H.R. Rasuna Said, Pahlawan Kemerdekaan Wanita dari Tanah Minang
Dalam catatan sejarah perjuangan kemerdekaan Indonesia, selalu ada kontribusi penting yang diberikan oleh wanita. Salah satu tokoh wanita yang berperan dalam perjuangan tersebut adalah Hajjah Rangkayo Rasuna Said. Ia tidak hanya berjuang untuk kemerdekaan Indonesia, tetapi juga memegang peranan vital dalam memperjuangkan hak-hak perempuan.
Hajjah Rangkayo Rasuna Said lahir pada tanggal 14 September 1910 di Maninjau, Kabupaten Agam, Sumatera Barat. Ia berasal dari keluarga bangsawan Minangkabau, dengan ayahnya yang bernama Muhamad Said, seorang saudagar Minangkabau dan seorang aktivis.
Pendidikan awal Rasuna Said dimulai saat ia masuk Sekolah Dasar (SD) dan berlanjut ke pesantren Ar-Rasyidiyah, di mana ia menjadi satu-satunya santri perempuan. Ia dikenal sebagai sosok yang cerdas, berani, dan berbakat. Selanjutnya, pendidikannya berlanjut di Diniyah Putri Padang.
Rasuna Said sangat memperhatikan pendidikan kaum perempuan. Ia bahkan pernah menjadi guru di Diniyah Putri. Namun, pada tahun 1930, ia memutuskan untuk berhenti mengajar, yakin bahwa kemajuan perempuan tidak hanya bisa dicapai melalui pendidikan formal, melainkan juga melalui perjuangan politik.
Rasuna Said memulai kiprahnya dalam dunia politik dengan aktif di Sarekat Rakyat (SR) sebagai sekretaris cabang.
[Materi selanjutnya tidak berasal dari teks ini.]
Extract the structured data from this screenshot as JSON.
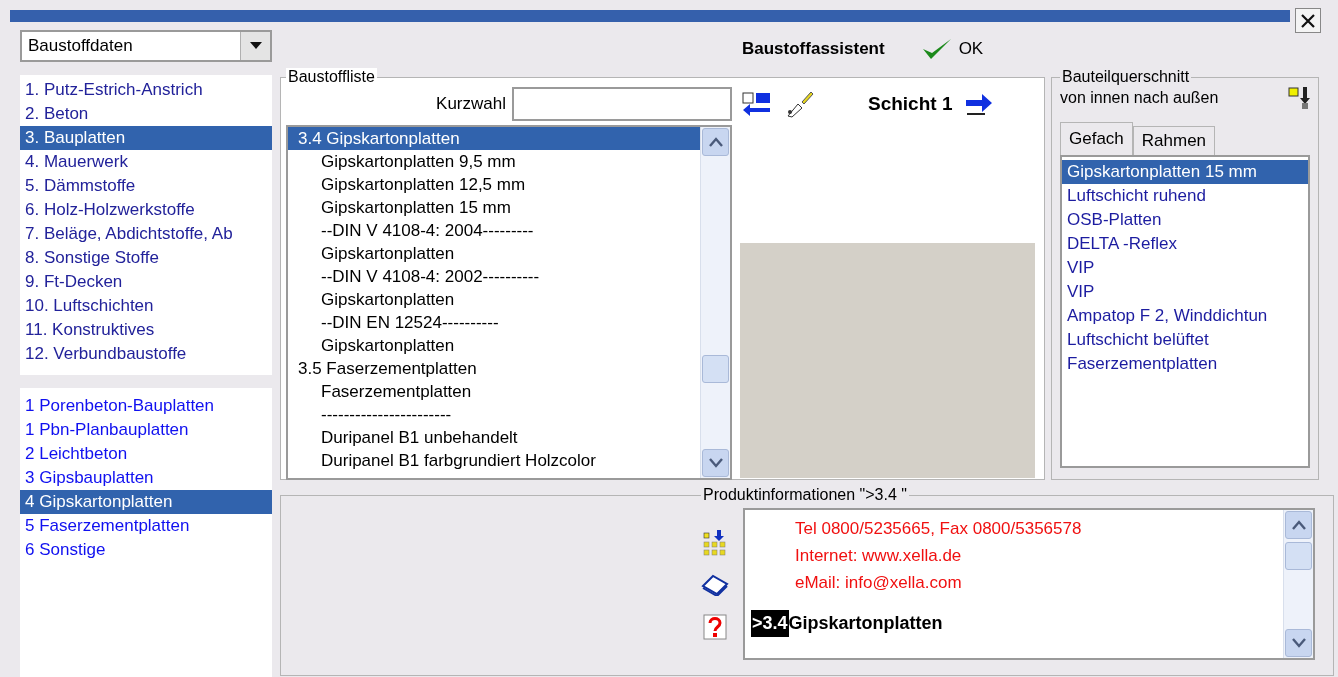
{
  "category_dropdown": {
    "value": "Baustoffdaten"
  },
  "categories": [
    {
      "label": "1. Putz-Estrich-Anstrich",
      "selected": false
    },
    {
      "label": "2. Beton",
      "selected": false
    },
    {
      "label": "3. Bauplatten",
      "selected": true
    },
    {
      "label": "4. Mauerwerk",
      "selected": false
    },
    {
      "label": "5. Dämmstoffe",
      "selected": false
    },
    {
      "label": "6. Holz-Holzwerkstoffe",
      "selected": false
    },
    {
      "label": "7. Beläge, Abdichtstoffe, Ab",
      "selected": false
    },
    {
      "label": "8. Sonstige Stoffe",
      "selected": false
    },
    {
      "label": "9. Ft-Decken",
      "selected": false
    },
    {
      "label": "10. Luftschichten",
      "selected": false
    },
    {
      "label": "11. Konstruktives",
      "selected": false
    },
    {
      "label": "12. Verbundbaustoffe",
      "selected": false
    }
  ],
  "subcategories": [
    {
      "label": "1 Porenbeton-Bauplatten",
      "selected": false
    },
    {
      "label": "1 Pbn-Planbauplatten",
      "selected": false
    },
    {
      "label": "2 Leichtbeton",
      "selected": false
    },
    {
      "label": "3 Gipsbauplatten",
      "selected": false
    },
    {
      "label": "4 Gipskartonplatten",
      "selected": true
    },
    {
      "label": "5 Faserzementplatten",
      "selected": false
    },
    {
      "label": "6 Sonstige",
      "selected": false
    }
  ],
  "header": {
    "title": "Baustoffassistent",
    "ok_button": "OK"
  },
  "material_list": {
    "title": "Baustoffliste",
    "quick_select_label": "Kurzwahl",
    "groups": [
      {
        "label": "3.4 Gipskartonplatten",
        "selected": true,
        "children": [
          {
            "label": "Gipskartonplatten 9,5 mm",
            "selected": false
          },
          {
            "label": "Gipskartonplatten 12,5 mm",
            "selected": false
          },
          {
            "label": "Gipskartonplatten 15 mm",
            "selected": false
          },
          {
            "label": "--DIN V 4108-4: 2004---------",
            "selected": false
          },
          {
            "label": "Gipskartonplatten",
            "selected": false
          },
          {
            "label": "--DIN V 4108-4: 2002----------",
            "selected": false
          },
          {
            "label": "Gipskartonplatten",
            "selected": false
          },
          {
            "label": "--DIN EN 12524----------",
            "selected": false
          },
          {
            "label": "Gipskartonplatten",
            "selected": false
          }
        ]
      },
      {
        "label": "3.5 Faserzementplatten",
        "selected": false,
        "children": [
          {
            "label": "Faserzementplatten",
            "selected": false
          },
          {
            "label": "-----------------------",
            "selected": false
          },
          {
            "label": "Duripanel B1 unbehandelt",
            "selected": false
          },
          {
            "label": "Duripanel B1 farbgrundiert Holzcolor",
            "selected": false
          }
        ]
      }
    ]
  },
  "layer": {
    "label": "Schicht 1"
  },
  "cross_section": {
    "title": "Bauteilquerschnitt",
    "subtitle": "von innen nach außen",
    "tabs": [
      {
        "label": "Gefach",
        "selected": true
      },
      {
        "label": "Rahmen",
        "selected": false
      }
    ],
    "layers": [
      {
        "label": "Gipskartonplatten 15 mm",
        "selected": true
      },
      {
        "label": "Luftschicht ruhend",
        "selected": false
      },
      {
        "label": "OSB-Platten",
        "selected": false
      },
      {
        "label": "DELTA -Reflex",
        "selected": false
      },
      {
        "label": "VIP",
        "selected": false
      },
      {
        "label": "VIP",
        "selected": false
      },
      {
        "label": "Ampatop F 2, Winddichtun",
        "selected": false
      },
      {
        "label": "Luftschicht belüftet",
        "selected": false
      },
      {
        "label": "Faserzementplatten",
        "selected": false
      }
    ]
  },
  "product_info": {
    "title": "Produktinformationen \">3.4 \"",
    "contact_lines": [
      "Tel 0800/5235665, Fax 0800/5356578",
      "Internet: www.xella.de",
      "eMail: info@xella.com"
    ],
    "heading": {
      "code": ">3.4",
      "title": "Gipskartonplatten"
    }
  }
}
Ia kemudian bergabung dengan Soematra Thawalib dan bersama-sama mendirikan Persatuan Muslimin Indonesia (PERMI) pada tahun 1930. Tidak hanya terlibat dalam organisasi tersebut, Rasuna Said juga terlibat dalam pengajaran di sekolah-sekolah yang didirikan oleh PERMI. Bahkan, ia mengambil langkah lebih julu dengan mendirikan Sekolah Thawalib di Padang dan memimpin Kursus Putri serta Kursus Normal di Bukittinggi.
Selama keterlibatannya di PERMI, Rasuna Said dikenal sebagai orator ulung yang berani mengecam pemerintahan Belanda. Keberaniannya membuatnya menjadi wanita pertama yang dijerat hukum Speek Delict karena berani menyampaikan pendapat menentang penjajahan Belanda. Pada tahun 1932, Rasuna Said dan rekan seperjuangannya, Rasimah Ismail, ditangkap dan dipenjara di Semarang.
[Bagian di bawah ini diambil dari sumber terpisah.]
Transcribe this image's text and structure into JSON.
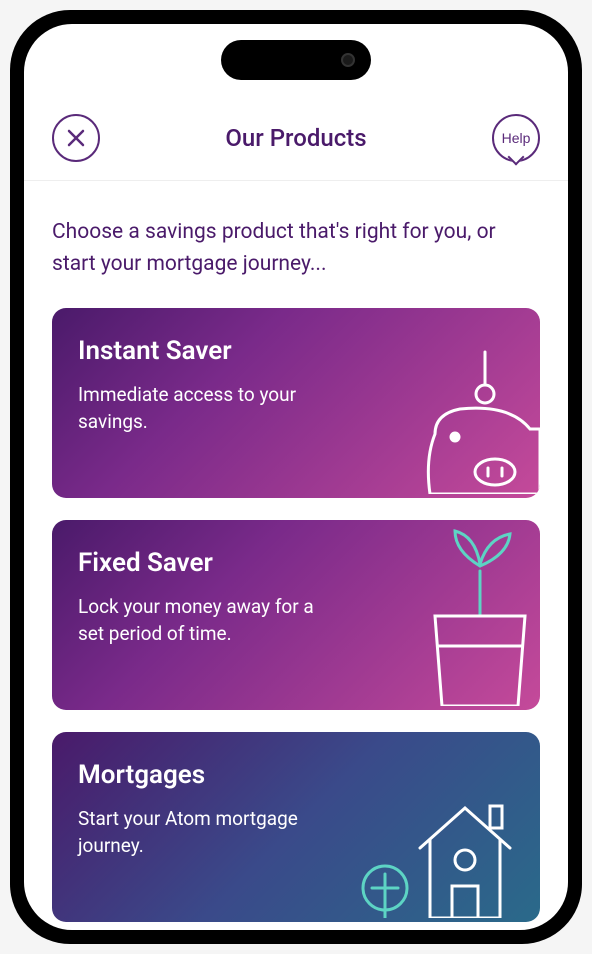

Setelah dibebaskan, pada tahun 1935, Rasuna Said menjadi pemimpin redaksi majalah Raya di Sumatera Barat. Ia dikenal karena tulisan-tulisannya yang tajam sehingga majalah "Raya" dianggap radikal pada saat itu. Pihak berwenang Belanda berhasil mempersempit ruang geraknya, sehingga Rasuna Said memutuskan untuk pindah ke Medan, Sumatera Utara. Pada tahun 1937, Rasuna mendirikan Perguruan Putri di Medan dan menerbitkan majalah mingguan bernama "Menara Poeteri."
Setelah kemerdekaan Indonesia, Rasuna Said aktif dalam Badan Penerangan Pemuda Indonesia dan Komite Nasional Indonesia. Ia kemudian menjadi anggota Dewan Perwakilan Sumatera mewakili daerah Sumatera Barat. Setelah itu, ia menjadi anggota Dewan Perwakilan Rakyat Republik Indonesia Serikat (DPR RIS) dan Dewan Pertimbangan Agung setelah Dekrit Presiden 5 Juli 1959 hingga akhir hayatnya.
H.R. Rasuna Said adalah contoh teladan seorang wanita yang tidak hanya berjuang untuk pendidikan dan kemajuan perempuan, tetapi juga memegang peranan besar dalam perjuangan kemerdekaan Indonesia. Atas jasa-jasanya, ia sangat dihormati dan pada tahun 1974 diakui sebagai Pahlawan Nasional berdasarkan SK Presiden RI No: 084/TK/Tahun 1974. Nama besar Rasuna Said akan selalu dikenang dan menjadi inspirasi bagi generasi penerus bangsa.